Garcia Lorca nasceu em 1898 e morreu, fuzilado pelos
franquistas, em Agosto de 1936. O que esta morte nos dá hoje
são sobretudo respostas. Respostas às dúvidas sobre a
dimensão e o carácter da barbárie.
Os cães de guarda do fascismo elaboraram durante muitos anos um
processo tendente a mascarar os motivos fundos que teriam
conduzido ao fuzilamento de Lorca. Teria sido um engano, um erro,
lamentado pelo próprio Franco, algo provocado por causas
várias, entre as quais a homossexualidade de Lorca que provocava
absurdas reacções da parte de um tal comandante Valdez Gusmán,
macho ibérico decidido e único responsável pela morte.

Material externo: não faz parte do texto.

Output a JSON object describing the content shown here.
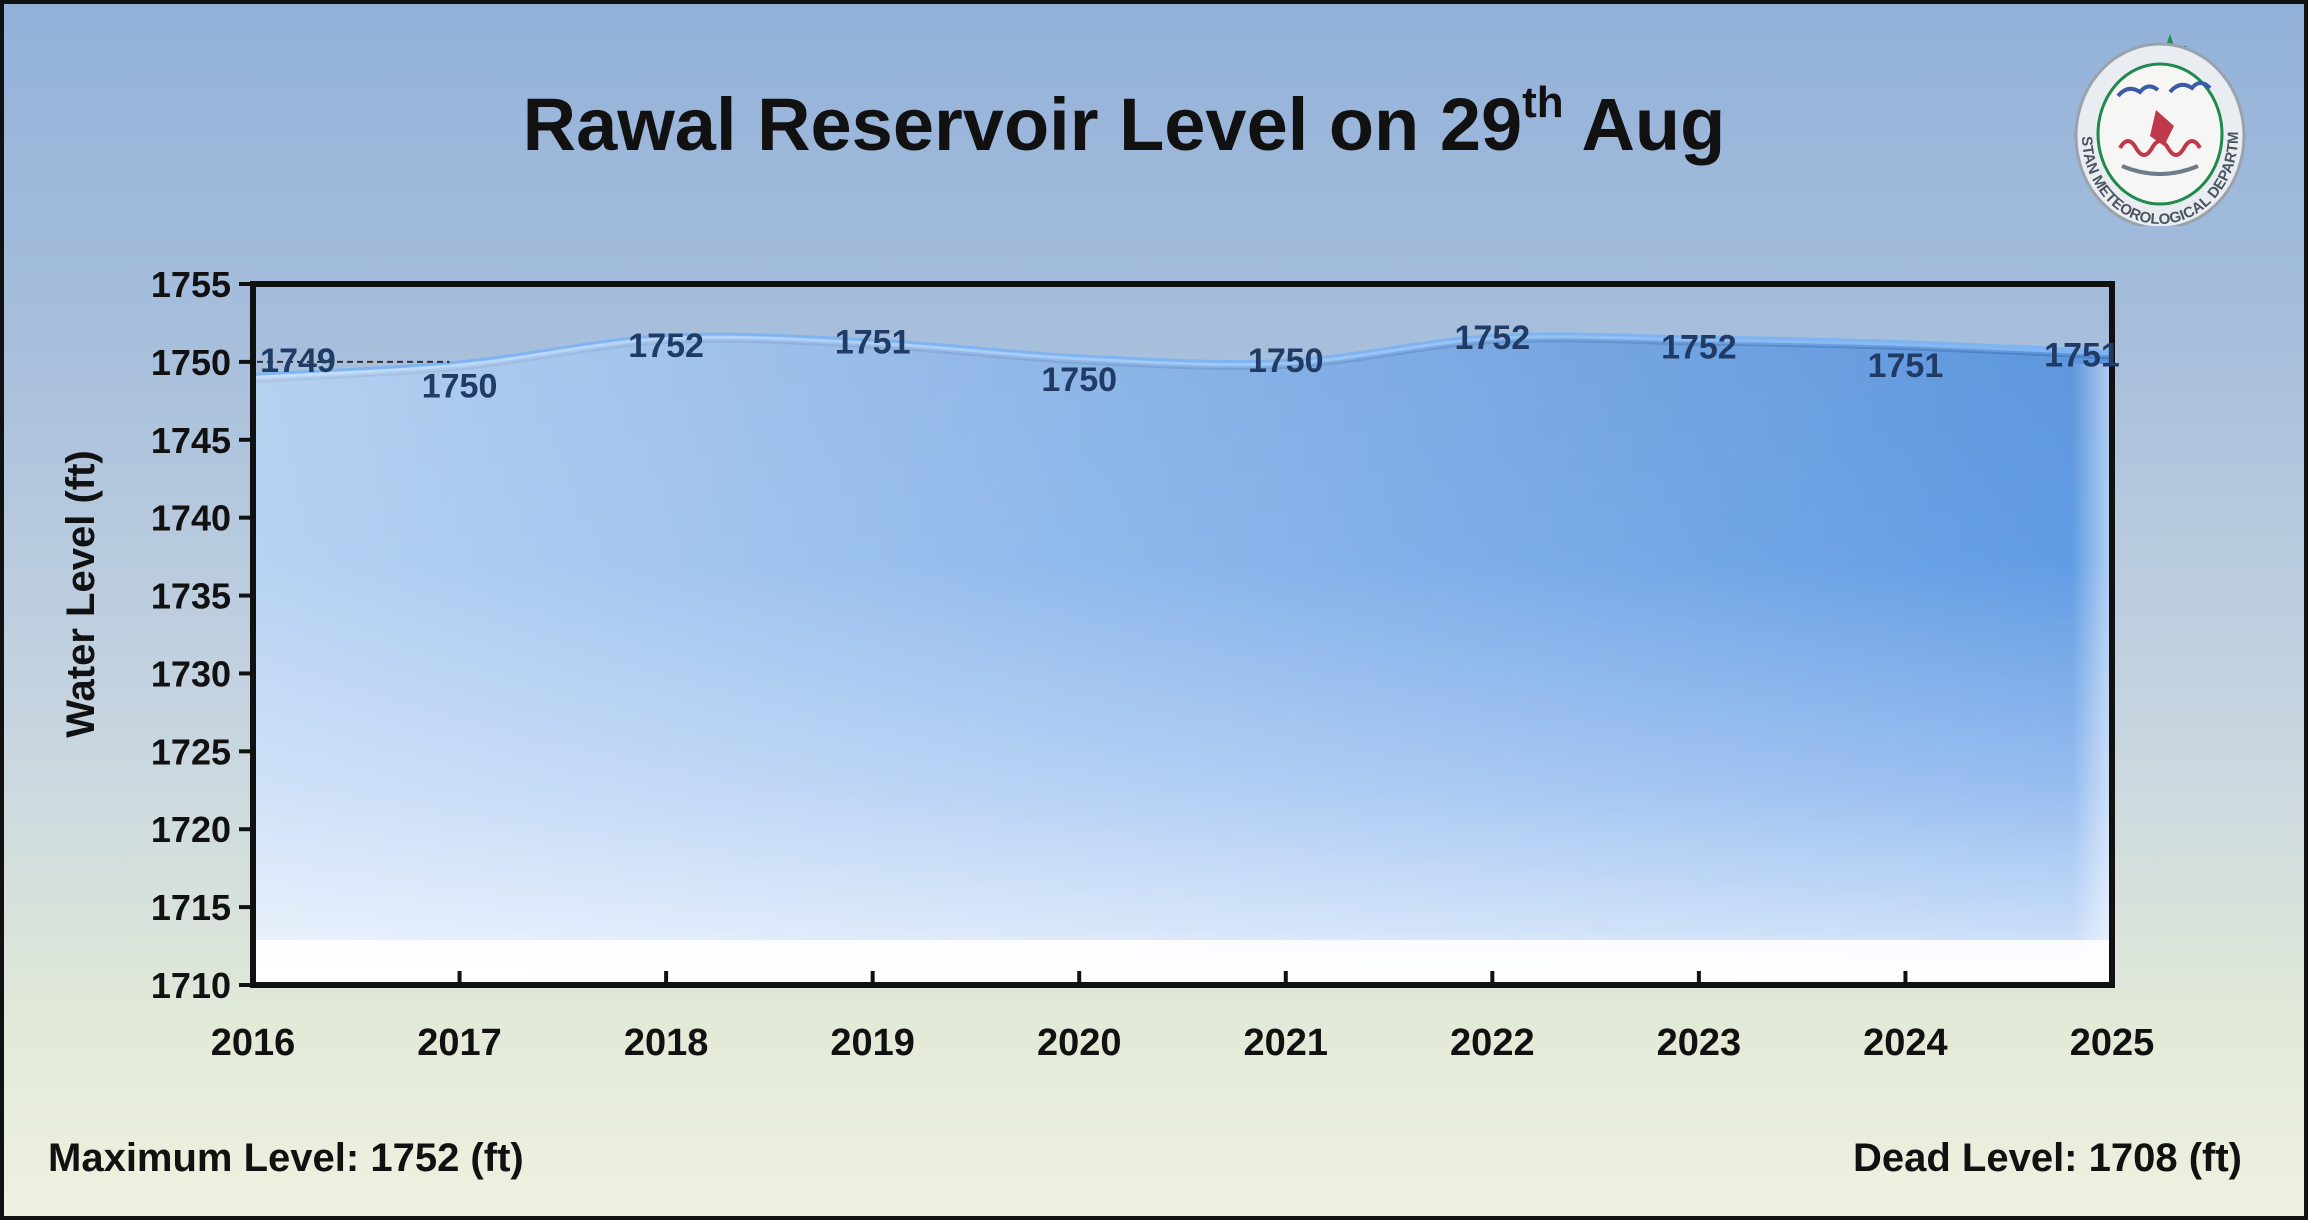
{
  "chart_data": {
    "type": "area",
    "title_main": "Rawal Reservoir Level on 29",
    "title_sup": "th",
    "title_end": " Aug",
    "ylabel": "Water Level (ft)",
    "xlabel": "",
    "x": [
      "2016",
      "2017",
      "2018",
      "2019",
      "2020",
      "2021",
      "2022",
      "2023",
      "2024",
      "2025"
    ],
    "values": [
      1749,
      1750,
      1752,
      1751,
      1750,
      1750,
      1752,
      1752,
      1751,
      1751
    ],
    "plot_values": [
      1749.1,
      1749.9,
      1751.6,
      1751.3,
      1750.3,
      1750.0,
      1751.6,
      1751.5,
      1751.2,
      1750.6
    ],
    "data_labels": [
      "1749",
      "1750",
      "1752",
      "1751",
      "1750",
      "1750",
      "1752",
      "1752",
      "1751",
      "1751"
    ],
    "ylim": [
      1710,
      1755
    ],
    "yticks": [
      1755,
      1750,
      1745,
      1740,
      1735,
      1730,
      1725,
      1720,
      1715,
      1710
    ],
    "grid": false,
    "legend": "none",
    "fill_color": "#5a98e0",
    "line_color": "#7fb4f2",
    "label_color": "#1f3b66"
  },
  "footer": {
    "max_level": "Maximum Level: 1752 (ft)",
    "dead_level": "Dead Level: 1708 (ft)"
  },
  "logo": {
    "icon": "pmd-seal-icon",
    "text": "PAKISTAN METEOROLOGICAL DEPARTMENT"
  }
}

Procurava-se assim camuflar a verdade evidente. Quem fuzilou
Lorca foi o fascismo.
Lorca foi preso a 16 de Agosto de 1936 por Ruiz Alonso que tinha
sido anteriormente deputado da coligação de direita, liderada
por Gil Robles, esse mesmo que, ministro da guerra, nomeou, em
1935, Franco como chefe de Estado-Maior. Preso e entregue
directamente ao comandante Gusmán. Este, por sua vez, recebeu
instruções directas da alta hierarquia fascista, no caso do
general Queipo de Llano, no sentido de fuzilar o poeta.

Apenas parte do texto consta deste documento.